Compilations sans droit, 6 milliards de dollars réclamés aux majors

But Not For Me 180
Marc Rees
La veuve de Chet Baker, somptueux joueur et chanteur de jazz, avait initié l’an passé une class action contre l’industrie du disque. Mis à l’index, Sony BMG Music, EMI Music et Universal Music et au système canadien : la liste d’attente, qui existe outre-Atlantique depuis les années 80.

chet baker

Concrètement, lorsqu’une compilation ou un live est pressé sur CD, les maisons de disque canadiennes n’ont pas à payer les artistes immédiatement. Pire, elles n’ont même pas les droits sur ce pressage. Dans la pratique, les majors tiennent une forme de liste d’attente où les œuvres vont s’empiler, à charge de régler en temps utile les questions financières de chaque compilation ou « live ». Une autorisation a posteriori qui, comme la licence globale, a le charme de la simplicité : les majors n’ont pas à négocier d’autorisation préalable à l’usage de l’œuvre et peuvent maximiser leurs profits avec ces CD-Audio qui exigent nettement moins de moyens qu’un album studio.

Problème : avec le temps, le ruisseau est devenu torrent. Comme le signale le juriste Michael Geist, ce sont 300 000 chansons qui sont en souffrance, en attente de traitements, administratifs et financiers. Visiblement, les majors n’ont pas été pressées de régler la note. Dans la class action, recours collectif, il est ainsi demandé 20 000 dollars par titre.
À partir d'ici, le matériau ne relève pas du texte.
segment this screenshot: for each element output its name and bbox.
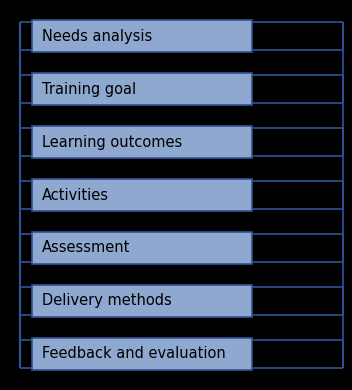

Soit, 6 milliards de dollars en tout ! « Ces chiffres peuvent sembler outrageux, mais ils sont pourtant calculés avec les mêmes règles que celles utilisées par l’industrie de disque contre un internaute responsable d’échange illicite » note Geist, calculette à la main.

Les majors ne nient pas ces violations, mais rabaissent violemment le montant exigé : plutôt que 6 milliards, elles évaluent le préjudice à 50 petits millions de dollars. Mais dans la class action il est bien réclamé des dommages et intérêts « punitifs » puisque « le comportement des maisons de disques défenderesses est aggravée par leur stricte et constante approche en faveur de leurs droits d'auteur contre les intérêts des consommateurs ».